The modern atheist often points to atrocities carried out by religious institutions, such as the tyranny of the Taliban or the child abuse of the Catholic Church, but isn’t it the actions of these people that are vile, not the religion itself? Unless your attitude is: “Those priests are a disgrace. They sexually abused children, covered it up for decades, then to top it all they give out stupid wafers in their service. How sick can you get”?
The contradictions of religion are certainly confusing. I spent a morning at a Sikh temple recently, where 4,000 free meals are provided for anyone who wants one, and hypnotic musicians play all day amid an addictive tranquillity. Everyone you meet exudes joy and respect, until I thought: “I reckon I could be a Sikh.” Then an elder informed me of the guru who fought for the Sikh people with such courage, that when his head was chopped off he carried on fighting for the rest of the day, blessed as he was by God. And if I’m honest, I think that’s where we had to agree to differ.

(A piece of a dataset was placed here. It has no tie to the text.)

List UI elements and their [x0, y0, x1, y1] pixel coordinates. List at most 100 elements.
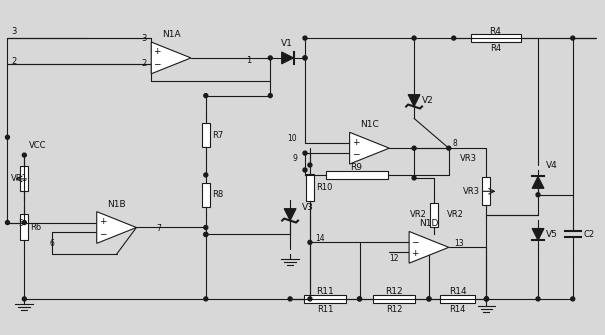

Even so, there’s so much to experience and discuss with followers at this temple – the process that led them from the Punjab to west London, the food, customs, community and music – so to start your acquaintance by explaining to them that you can’t run around without a head, maybe by performing a series of experiments with goats on the steps of the temple, would cut you off from any of that. In any case, if you turned up at Richard Dawkins’s house with 4,000 mates, I’d be surprised if you all got a meal out of him.
It’s almost as if the modern atheist is in agreement with the religious fundamentalist that a person’s attitude towards God is the most important aspect of their character.
This may be why, even among atheists, the strident anti-religious stance of those like Richard Dawkins appears less attractive than The Book of Mormon, whose creators said: “We wanted to write a love letter from atheists to religion.”
That must be the most heartening attitude of all, though if you were to take Cliff Richard and Abu Hamza to see it, they would probably literally explode in a fireball. Then millions from round the world would flock to see the site of such a miracle.